Use these variables in subsequent commands:

3.3 Deploy infrastructure

az group create \
  --name "$RG" \
  --location "$LOCATION"

az deployment group create \
  --resource-group "$RG" \
  --template-file "labs/slow-start-cold-start/main.bicep" \
  --parameters "baseName=$BASE_NAME"

Capture app name:

APP_NAME=$(az webapp list \
  --resource-group "$RG" \
  --query "[0].name" \
  --output tsv)

APP_HOSTNAME=$(az webapp show \
  --resource-group "$RG" \
  --name "$APP_NAME" \
  --query "defaultHostName" \
  --output tsv)

APP_URL="https://$APP_HOSTNAME"

3.4 Verify baseline configuration

Run these before trigger to confirm plan behavior assumptions:

az webapp config show \
  --resource-group "$RG" \
  --name "$APP_NAME"

curl --silent --show-error "$APP_URL/health"
curl --silent --show-error "$APP_URL/diag/stats"
curl --silent --show-error "$APP_URL/timing"

Observed baseline artifact evidence (sanitized):

{"status":"healthy"}
{"startup_duration_seconds":31.267,"request_count":4,"pid":1896}
{"startup_duration":31.267,"uptime_seconds":1116.417}

3.5 Trigger measurement workflow

Use the provided trigger script:

bash "labs/slow-start-cold-start/trigger.sh" "$RG" "$BASE_NAME" "$LOCATION"

The script performs:

  1. Infra deployment and zip deploy.
  2. Initial request latency capture.
  3. Ten warm /fast requests.
  4. App restart.
  5. Post-restart first request capture.
  6. Warm-post request series.

3.6 Manual fallback (if you do not use trigger.sh)

3.6.1 Deploy app package

az webapp deploy \
  --resource-group "$RG" \
  --name "$APP_NAME" \
  --src-path "labs/slow-start-cold-start/app.zip" \
  --type zip \
  --clean true \
  --restart true

3.6.2 Measure request latency

curl --silent --show-error --output /dev/null --write-out "%{time_total}\n" "$APP_URL/timing"
curl --silent --show-error --output /dev/null --write-out "%{time_total}\n" "$APP_URL/fast"

3.6.3 Force restart and re-measure

az webapp restart \
  --resource-group "$RG" \
  --name "$APP_NAME"

curl --silent --show-error --output /dev/null --write-out "%{time_total}\n" "$APP_URL/timing"

3.7 Collect KQL evidence

Portal view: Log stream (live startup tail)

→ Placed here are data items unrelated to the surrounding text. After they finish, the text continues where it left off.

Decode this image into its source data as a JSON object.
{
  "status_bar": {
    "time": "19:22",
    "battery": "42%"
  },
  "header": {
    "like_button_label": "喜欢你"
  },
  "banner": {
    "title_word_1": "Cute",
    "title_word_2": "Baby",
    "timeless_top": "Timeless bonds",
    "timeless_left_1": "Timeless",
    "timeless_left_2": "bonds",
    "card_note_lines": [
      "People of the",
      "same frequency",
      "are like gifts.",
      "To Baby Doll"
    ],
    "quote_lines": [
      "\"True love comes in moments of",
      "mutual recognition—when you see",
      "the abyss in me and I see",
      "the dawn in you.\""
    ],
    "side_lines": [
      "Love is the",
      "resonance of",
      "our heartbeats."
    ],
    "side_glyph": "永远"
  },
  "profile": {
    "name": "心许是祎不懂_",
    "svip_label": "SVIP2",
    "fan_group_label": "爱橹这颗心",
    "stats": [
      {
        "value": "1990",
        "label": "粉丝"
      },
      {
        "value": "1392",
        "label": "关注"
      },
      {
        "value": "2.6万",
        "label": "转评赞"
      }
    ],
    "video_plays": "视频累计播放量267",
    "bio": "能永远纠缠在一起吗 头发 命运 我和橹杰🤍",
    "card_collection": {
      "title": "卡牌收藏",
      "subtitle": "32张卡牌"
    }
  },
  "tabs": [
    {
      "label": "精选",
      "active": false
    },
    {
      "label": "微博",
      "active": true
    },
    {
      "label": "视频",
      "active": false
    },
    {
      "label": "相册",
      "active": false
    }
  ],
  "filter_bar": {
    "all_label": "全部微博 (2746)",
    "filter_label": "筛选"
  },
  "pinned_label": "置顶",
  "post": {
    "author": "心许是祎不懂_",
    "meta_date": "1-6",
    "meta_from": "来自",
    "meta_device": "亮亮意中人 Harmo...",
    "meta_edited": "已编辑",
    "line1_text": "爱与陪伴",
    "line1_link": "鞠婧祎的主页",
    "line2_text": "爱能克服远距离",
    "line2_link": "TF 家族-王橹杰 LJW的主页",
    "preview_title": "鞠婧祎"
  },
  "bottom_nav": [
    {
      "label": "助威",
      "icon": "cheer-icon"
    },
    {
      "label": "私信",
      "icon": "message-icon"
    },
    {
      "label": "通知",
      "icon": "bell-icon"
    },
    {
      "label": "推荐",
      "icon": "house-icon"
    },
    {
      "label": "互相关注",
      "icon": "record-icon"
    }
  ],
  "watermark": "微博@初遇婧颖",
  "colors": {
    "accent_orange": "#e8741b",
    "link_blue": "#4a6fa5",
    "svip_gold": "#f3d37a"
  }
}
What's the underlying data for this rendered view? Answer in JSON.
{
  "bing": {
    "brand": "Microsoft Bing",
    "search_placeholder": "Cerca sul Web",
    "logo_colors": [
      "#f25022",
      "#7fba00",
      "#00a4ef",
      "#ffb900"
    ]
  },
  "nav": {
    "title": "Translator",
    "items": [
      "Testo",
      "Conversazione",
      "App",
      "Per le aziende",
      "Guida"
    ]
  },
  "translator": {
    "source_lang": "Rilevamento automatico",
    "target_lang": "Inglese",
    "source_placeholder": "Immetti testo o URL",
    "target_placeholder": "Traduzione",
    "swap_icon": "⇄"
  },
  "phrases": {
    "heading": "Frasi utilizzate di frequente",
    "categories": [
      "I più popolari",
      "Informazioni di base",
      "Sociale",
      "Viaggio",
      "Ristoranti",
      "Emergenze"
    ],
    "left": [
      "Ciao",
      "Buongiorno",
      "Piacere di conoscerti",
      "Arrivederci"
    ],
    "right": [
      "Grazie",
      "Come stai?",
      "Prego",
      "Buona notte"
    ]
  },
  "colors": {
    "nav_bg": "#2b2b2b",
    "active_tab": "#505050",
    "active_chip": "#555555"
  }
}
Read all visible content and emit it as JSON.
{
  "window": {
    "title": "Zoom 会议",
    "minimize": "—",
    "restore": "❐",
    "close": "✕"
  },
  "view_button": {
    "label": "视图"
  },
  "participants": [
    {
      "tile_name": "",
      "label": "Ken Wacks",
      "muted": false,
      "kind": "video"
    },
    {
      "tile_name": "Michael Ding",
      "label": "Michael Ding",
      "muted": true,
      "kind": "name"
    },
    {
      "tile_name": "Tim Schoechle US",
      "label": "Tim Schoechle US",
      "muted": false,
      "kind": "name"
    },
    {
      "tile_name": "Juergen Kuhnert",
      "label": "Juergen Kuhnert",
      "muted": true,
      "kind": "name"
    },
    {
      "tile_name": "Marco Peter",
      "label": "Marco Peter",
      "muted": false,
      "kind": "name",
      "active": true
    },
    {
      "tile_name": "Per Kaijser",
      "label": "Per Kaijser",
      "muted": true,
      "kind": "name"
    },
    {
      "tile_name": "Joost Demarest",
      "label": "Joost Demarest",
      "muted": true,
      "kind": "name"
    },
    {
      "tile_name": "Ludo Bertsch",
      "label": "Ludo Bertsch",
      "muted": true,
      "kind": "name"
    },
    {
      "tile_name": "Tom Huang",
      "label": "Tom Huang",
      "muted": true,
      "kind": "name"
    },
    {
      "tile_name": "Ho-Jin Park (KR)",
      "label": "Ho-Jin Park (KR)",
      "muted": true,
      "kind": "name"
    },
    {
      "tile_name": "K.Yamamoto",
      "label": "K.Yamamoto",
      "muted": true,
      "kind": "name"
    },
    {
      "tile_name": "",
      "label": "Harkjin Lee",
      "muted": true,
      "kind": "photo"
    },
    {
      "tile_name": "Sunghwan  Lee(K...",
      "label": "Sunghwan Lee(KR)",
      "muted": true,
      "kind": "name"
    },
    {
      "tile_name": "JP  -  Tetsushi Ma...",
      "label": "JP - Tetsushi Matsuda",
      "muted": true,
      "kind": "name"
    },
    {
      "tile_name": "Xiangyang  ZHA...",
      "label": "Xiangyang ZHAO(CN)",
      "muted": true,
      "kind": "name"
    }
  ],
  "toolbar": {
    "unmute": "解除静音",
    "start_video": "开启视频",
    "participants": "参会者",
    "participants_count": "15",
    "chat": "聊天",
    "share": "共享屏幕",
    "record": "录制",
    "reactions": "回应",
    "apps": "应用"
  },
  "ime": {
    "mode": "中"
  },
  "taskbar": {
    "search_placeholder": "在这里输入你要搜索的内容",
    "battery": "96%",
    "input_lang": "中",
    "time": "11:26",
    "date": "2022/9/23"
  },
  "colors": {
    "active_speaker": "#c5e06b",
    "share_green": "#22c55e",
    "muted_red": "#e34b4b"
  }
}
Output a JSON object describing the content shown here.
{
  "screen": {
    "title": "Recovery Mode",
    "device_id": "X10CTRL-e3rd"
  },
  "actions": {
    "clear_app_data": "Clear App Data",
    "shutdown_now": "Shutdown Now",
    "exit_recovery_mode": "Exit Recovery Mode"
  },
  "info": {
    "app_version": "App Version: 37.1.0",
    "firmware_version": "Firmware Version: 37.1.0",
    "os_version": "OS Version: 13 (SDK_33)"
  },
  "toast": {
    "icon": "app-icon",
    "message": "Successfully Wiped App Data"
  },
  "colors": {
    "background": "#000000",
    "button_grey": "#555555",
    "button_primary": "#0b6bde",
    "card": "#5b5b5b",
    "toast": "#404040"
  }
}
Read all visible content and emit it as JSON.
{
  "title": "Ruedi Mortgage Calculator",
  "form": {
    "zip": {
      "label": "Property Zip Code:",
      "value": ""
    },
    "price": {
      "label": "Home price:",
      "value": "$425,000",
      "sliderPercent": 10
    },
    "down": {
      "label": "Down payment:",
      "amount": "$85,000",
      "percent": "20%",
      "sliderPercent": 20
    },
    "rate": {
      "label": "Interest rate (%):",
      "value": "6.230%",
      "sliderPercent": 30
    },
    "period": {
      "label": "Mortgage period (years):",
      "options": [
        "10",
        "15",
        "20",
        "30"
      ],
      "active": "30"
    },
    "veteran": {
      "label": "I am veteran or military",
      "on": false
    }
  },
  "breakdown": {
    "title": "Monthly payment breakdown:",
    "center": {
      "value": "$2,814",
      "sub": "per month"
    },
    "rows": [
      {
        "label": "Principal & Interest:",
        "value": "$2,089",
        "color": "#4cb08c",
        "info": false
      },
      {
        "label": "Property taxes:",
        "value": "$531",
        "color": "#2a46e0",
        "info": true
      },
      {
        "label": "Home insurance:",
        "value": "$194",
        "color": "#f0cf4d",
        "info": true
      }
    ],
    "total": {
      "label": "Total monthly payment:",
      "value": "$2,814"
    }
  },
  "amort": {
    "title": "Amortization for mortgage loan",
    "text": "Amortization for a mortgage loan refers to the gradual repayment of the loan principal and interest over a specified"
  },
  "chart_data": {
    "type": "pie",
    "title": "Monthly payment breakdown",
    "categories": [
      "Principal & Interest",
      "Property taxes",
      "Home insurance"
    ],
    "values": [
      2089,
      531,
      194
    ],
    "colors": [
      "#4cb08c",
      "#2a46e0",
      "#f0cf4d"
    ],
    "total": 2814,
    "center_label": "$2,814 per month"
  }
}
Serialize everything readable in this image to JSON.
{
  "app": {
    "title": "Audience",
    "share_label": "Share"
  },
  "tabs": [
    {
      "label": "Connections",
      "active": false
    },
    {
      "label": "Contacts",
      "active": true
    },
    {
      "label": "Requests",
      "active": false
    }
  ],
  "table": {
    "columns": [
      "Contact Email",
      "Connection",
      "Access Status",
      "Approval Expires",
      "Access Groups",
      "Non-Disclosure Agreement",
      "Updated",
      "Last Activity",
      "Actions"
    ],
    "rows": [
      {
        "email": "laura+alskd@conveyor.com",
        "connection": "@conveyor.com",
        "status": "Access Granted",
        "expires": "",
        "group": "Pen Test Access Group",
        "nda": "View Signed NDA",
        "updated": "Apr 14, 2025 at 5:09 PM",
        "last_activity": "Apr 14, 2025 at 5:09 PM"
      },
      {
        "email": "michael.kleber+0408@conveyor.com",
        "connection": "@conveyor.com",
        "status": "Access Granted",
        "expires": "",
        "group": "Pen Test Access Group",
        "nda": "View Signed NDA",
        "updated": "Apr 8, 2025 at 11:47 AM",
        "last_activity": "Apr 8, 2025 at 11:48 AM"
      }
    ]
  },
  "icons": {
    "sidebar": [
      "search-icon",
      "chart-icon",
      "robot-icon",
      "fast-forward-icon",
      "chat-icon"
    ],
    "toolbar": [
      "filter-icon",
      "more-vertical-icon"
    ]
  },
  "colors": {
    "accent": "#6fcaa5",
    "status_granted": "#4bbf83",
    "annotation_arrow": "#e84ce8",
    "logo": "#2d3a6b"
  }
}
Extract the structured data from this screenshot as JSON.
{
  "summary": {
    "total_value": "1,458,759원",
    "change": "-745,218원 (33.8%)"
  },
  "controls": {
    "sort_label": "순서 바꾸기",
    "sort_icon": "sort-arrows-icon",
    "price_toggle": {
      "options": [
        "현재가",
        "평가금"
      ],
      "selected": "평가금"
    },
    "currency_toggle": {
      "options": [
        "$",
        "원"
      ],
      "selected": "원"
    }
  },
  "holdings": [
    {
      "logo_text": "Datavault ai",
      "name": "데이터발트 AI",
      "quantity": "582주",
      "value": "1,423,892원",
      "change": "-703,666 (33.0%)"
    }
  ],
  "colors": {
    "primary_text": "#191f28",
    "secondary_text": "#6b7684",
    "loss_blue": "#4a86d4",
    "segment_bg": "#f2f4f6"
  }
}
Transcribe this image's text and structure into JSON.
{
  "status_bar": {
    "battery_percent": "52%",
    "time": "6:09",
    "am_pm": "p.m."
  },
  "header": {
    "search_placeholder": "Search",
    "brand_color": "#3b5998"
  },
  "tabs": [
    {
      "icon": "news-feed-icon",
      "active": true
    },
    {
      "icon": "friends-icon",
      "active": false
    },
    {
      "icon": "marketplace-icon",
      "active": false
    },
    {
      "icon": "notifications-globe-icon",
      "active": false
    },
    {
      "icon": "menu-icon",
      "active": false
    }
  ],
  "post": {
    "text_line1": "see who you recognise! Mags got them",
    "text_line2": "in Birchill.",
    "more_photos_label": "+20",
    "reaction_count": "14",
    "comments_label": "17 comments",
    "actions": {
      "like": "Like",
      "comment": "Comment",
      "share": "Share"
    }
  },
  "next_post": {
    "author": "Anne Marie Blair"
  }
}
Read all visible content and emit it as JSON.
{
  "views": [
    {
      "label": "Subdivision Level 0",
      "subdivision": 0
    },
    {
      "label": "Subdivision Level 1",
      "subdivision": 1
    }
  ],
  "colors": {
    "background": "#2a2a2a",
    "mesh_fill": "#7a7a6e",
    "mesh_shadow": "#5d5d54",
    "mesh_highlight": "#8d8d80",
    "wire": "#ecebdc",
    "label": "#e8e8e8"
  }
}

Azure portal Log stream blade for app-test-20251107 with toolbar Log Level filter, Stop, Copy, Clear; a Logs section showing Runtime and Platform radio buttons (Runtime selected); an Instances dropdown showing a single instance hash b58cc693426fe8c6d1b45abb7e0487ceeee9eeb41200672d7683b5ebc05e075f next to a refresh icon; and a Lookback period set to Last 30 minutes. The streaming pane shows red INFO-level log entries with 2026-06-07 timestamps, x-ms-client-request-id 00000000-0000-0000-0000-000000000000 (PII masked), HTTP method POST, request headers (Content-Type application/json), and OpenTelemetry exporter transmissions to https://koreacentral-0.in.applicationinsights.azure.com/v2.1/track with Response status 200 and Items received 3, Items accepted 3.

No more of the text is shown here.